Se prendiamo l’esempio del Lazio, l’errore principale è aver accettato la presentazione di due liste anti Larghe Intese distinte e in reciproco antagonismo. D’accordo: non possiamo unire a forza ciò che vuole rimanere diviso, ma possiamo – anzi dobbiamo – indicare subito cosa comporta una scelta sbagliata, denunciarla come sbagliata, agire affinché sia rifiutata dagli stessi a cui è rivolta (“l’elettorato di sinistra”) per portarli a rifiutarla o quantomeno a limitarne i danni. Era difficile? Sì. Ma sarebbe stato educativo e formativo. Così come dare subito (all’inizio della campagna elettorale, non alla fine) indicazione di voto per una delle due liste e chiamare tutti gli elettori di sinistra a far confluire il loro voto su quella, anziché dare indicazione di voto per l’una e per l’altra.

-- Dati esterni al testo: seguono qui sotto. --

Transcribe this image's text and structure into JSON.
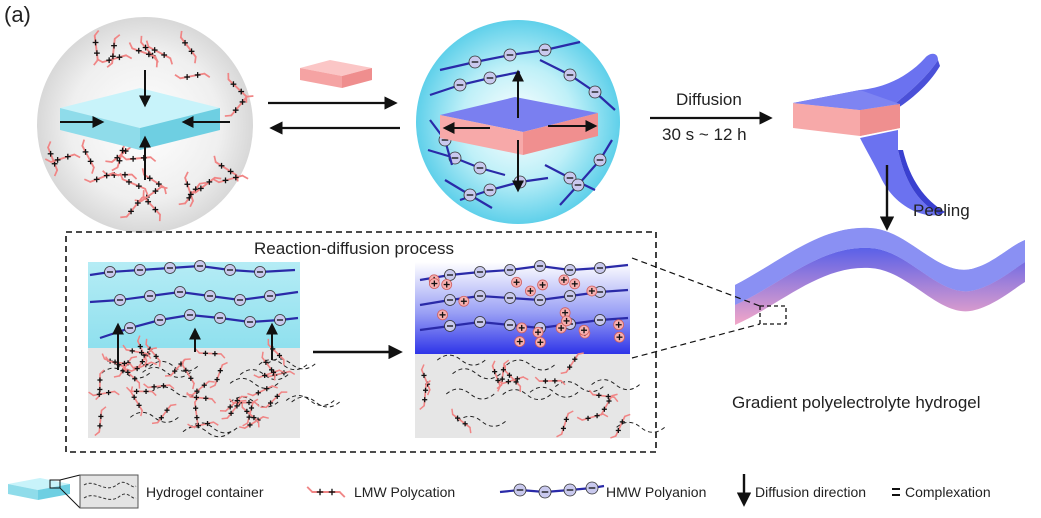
{
  "panel_label": "(a)",
  "arrows": {
    "diffusion": "Diffusion",
    "time": "30 s ~ 12 h",
    "peeling": "Peeling"
  },
  "inset": {
    "title": "Reaction-diffusion process"
  },
  "result_caption": "Gradient polyelectrolyte hydrogel",
  "legend": {
    "hydrogel_container": "Hydrogel container",
    "lmw_polycation": "LMW  Polycation",
    "hmw_polyanion": "HMW Polyanion",
    "diffusion_direction": "Diffusion direction",
    "complexation": "Complexation"
  },
  "colors": {
    "polycation": "#f08585",
    "polyanion": "#2a2aa8",
    "hydrogel_blue": "#8fe0ee",
    "hydrogel_pink": "#f7a9a9",
    "gradient_blue": "#6a72f0",
    "gel_gray": "#e6e6e6"
  }
}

Abbiamo fatto due piccoli esempi. Certamente sono parziali, certamente il discorso è più ricco e va comunque contestualizzato alle realtà particolari (Lombardia e Lazio). Tuttavia emerge bene la questione di fondo: anche la lotta politica borghese è terreno della lotta di classe; anche su questo terreno i comunisti devono stare alla testa della mobilitazione delle masse popolari; anche su questo terreno la forza delle masse popolari sposta gli equilibri sia nel campo “amico” (il fronte anti Larghe Intese) sia fra il campo amico e il campo nemico.
Il 60% di astensione alle elezioni di Lombardia e Lazio, in questo senso, è prima di tutto la manifestazione dell’occasione che i comunisti e le forze anti Larghe Intese hanno perso per portare le masse popolari a fare irruzione nel teatrino della politica borghese, facendo una vera campagna di rottura con il sistema delle Larghe Intese.